Acababa de teñirme el pelo de rubio. Me veía chistosa pero no del todo mal. En todo caso sentía que había arruinado mi pelo larguísimo. Decidía ir a Tokio un rato, así fuera solo para entrar a H&M y comprar algo de ropa. Tomaba el Tsukuba Express. A mi lado se sentaba un extranjero y empezaba a manosearme. Me cogía por la cintura, me sentaba sobre su regazo y me tapaba la boca. Empezaba a gritar pero no se oía mucho, aunque estaba haciendo el suficiente escándalo para que se dieran cuenta los otros pasajeros y llamaran a la policía. Me daba cuenta de que tenía el ukulele en la mano y empezaba a pegarle con él, pero luego se lo entregaba a una señora y seguía dándole puños. Lo aprehendían y el tren volvía a la normalidad, pero me sentaba y sentía que el puesto olía al perver. Me daba mucho asco y se lo decía a un señor japonés que estaba sentado al lado mío. Pedía mi ukulele y me traían dos, pero ninguno era el mío. Me quejaba, explicaba en japonés que se lo había entregado a una señora, pero no recordaba la cara ni el vestido de la señora.
A mi lado resultaba otro extranjero muy parecido a Philip Seymour Hoffman que tenía una caja de guitarra abierta y la gente le echaba dinero pese a que no estaba tocando nada. Conversábamos y me caía súper bien. Le decía que deberíamos volver a hablar. Me daba una tarjeta de presentación para que escribiera mi teléfono detrás, pero me costaba escribirlo. El esfero que me prestaban no pintaba bien y olvidaba los últimos dígitos. Por accidente le entregaba la tarjeta a una anciana japonesa amable, pero no me arrepentía. El clon de Philip Seymour Hoffman me daba otra tarjeta y un portaminas. Me quedaba un poco mejor escrito y se lo entregaba. Le preguntaba por la caja. Me enteraba de que tocaba ukulele. Le contaba que yo también tocaba ukulele pero acababa de perderlo. Se ofrecía a ayudarme a recuperarlo.
Me bajaba en Akihabara, pero era un lugar donde estaban llevando a cabo un concurso colombiano. Era un concurso donde la gente tenía que huir de los trenes y de unos tubos gigantes de colores que ocupaban los espacios a toda velocidad y estaban llenos de agua. De repente yo también estaba corriendo mientras me caía agua y los vehículos gigantes amenazaban con llevarme por delante. Al parecer una concursante había quedado malherida. Otro concursante era Julián Román, que me ayudaba a esquivar los obstáculos.

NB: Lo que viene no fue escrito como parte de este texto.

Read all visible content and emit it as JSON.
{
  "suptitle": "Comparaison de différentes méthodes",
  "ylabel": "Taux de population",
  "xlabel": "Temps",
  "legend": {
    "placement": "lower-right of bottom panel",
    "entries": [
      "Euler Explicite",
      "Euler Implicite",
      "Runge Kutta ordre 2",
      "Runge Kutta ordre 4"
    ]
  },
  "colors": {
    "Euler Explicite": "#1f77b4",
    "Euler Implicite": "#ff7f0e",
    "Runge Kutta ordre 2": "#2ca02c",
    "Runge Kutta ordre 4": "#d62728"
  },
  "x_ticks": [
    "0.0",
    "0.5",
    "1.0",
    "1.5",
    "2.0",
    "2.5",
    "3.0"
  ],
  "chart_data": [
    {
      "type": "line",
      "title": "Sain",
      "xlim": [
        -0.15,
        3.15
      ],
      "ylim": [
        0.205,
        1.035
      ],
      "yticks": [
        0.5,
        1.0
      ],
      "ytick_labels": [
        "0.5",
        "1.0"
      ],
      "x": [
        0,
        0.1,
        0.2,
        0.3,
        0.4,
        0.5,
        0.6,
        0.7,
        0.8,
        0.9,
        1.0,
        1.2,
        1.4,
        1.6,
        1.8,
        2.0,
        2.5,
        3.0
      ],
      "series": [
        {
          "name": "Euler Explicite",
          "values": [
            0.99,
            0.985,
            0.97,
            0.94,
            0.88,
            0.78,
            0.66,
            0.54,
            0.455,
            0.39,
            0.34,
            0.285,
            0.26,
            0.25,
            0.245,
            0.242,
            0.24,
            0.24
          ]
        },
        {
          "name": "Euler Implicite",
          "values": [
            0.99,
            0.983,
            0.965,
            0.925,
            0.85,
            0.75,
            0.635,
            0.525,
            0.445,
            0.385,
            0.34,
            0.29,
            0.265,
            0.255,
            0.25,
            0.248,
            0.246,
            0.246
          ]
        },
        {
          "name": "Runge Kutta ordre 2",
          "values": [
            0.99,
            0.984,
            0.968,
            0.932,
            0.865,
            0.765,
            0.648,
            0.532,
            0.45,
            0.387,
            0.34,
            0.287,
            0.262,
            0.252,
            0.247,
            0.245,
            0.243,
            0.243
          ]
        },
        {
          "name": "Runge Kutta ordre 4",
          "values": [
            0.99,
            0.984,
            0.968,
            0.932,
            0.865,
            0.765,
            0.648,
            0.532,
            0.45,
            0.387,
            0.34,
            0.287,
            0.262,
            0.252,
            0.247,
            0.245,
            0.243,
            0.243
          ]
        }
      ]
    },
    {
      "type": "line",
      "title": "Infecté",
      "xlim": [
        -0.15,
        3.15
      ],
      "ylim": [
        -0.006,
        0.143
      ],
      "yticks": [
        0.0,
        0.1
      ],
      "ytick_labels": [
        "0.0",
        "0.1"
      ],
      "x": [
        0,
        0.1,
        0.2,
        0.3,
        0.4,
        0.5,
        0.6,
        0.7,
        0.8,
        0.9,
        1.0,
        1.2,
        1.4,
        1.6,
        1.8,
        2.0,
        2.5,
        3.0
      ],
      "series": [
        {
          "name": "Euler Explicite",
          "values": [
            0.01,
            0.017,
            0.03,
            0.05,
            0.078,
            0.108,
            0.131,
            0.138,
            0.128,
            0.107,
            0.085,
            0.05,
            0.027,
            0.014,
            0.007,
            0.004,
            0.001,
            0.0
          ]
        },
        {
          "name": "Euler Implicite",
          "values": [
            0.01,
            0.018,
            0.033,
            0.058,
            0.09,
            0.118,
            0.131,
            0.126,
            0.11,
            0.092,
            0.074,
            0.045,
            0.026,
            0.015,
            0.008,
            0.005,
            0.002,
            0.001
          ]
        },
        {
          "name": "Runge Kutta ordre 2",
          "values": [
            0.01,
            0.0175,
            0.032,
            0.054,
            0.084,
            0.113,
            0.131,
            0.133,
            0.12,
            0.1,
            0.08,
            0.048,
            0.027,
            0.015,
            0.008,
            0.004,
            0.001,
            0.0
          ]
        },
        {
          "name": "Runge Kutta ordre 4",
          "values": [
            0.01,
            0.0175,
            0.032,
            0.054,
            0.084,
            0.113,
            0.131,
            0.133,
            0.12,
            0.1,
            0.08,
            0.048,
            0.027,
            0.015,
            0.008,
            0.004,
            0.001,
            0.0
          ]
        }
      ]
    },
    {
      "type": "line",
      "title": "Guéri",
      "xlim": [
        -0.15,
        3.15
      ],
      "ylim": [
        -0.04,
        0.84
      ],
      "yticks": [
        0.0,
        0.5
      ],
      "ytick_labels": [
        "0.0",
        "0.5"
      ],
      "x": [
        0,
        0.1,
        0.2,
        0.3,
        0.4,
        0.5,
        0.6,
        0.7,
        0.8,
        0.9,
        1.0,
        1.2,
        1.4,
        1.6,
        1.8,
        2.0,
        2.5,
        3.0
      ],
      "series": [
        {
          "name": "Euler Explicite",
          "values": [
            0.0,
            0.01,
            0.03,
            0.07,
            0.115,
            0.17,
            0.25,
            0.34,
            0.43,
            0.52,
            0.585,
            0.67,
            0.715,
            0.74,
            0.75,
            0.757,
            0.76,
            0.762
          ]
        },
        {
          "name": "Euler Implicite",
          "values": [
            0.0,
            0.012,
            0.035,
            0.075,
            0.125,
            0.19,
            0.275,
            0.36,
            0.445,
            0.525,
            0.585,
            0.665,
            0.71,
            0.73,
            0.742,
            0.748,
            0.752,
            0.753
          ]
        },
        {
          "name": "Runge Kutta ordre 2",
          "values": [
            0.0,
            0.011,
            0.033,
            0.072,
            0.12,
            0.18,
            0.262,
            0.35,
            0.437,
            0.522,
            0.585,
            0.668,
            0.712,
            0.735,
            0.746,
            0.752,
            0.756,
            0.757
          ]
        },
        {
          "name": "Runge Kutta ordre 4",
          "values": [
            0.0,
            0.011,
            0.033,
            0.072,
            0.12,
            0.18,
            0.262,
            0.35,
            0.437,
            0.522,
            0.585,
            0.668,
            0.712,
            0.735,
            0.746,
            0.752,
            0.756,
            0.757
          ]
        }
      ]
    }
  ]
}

De pronto me salía de la arena del juego y resultaba en un McDonald’s que estaba dividido en varias secciones. Hacía fila y me hacían descuento en un tinto por ser estudiante, pero yo no quería tinto, así que volvía a hacer fila. Las filas eran laberínticas, así que ya no volvía a encontrar la sección de los tintos sino una más grande y morada, de los postres. Los trabajadores del lugar eran colombianos, al parecer ya no estaba en Japón. Me preguntaban si quería té, helado o chocolate. Yo quería un helado de chocolate con algo crocante. Me daban a degustar un helado a medio derretir de chocolate y galletas tipo Oreo, pero aparecía una mesera japonesa y me avisaba (en japonés, claro) que la degustación me costaría ¥450. Ah, claro, si yo no estaba cargando pesos sino yenes, pensaba. Los demás meseros me ignoraban un rato hasta que al fin me atendían y me daban un helado enorme de chocolate con algo crocante tipo Ferrero Rocher y me andaban encimando pedacitos de Andes de cereza y otros dulces desconocidos. Me sentaba en una mesa en forma de pretzel. Entendía que tenía dos minutos para degustar y si me gustaba, me pasaba a una mesa más grande y pagaba. Si no, me cambiarían el pedido. Me parecía un sistema maravilloso y recordaba que lo había leído de un señor que antes salía en todas partes en Internet. A mi lado había un relojito digital marcando el tiempo que me quedaba. El helado me gustaba y me cambiaba de puesto. La gente celebraba porque había hecho una venta más.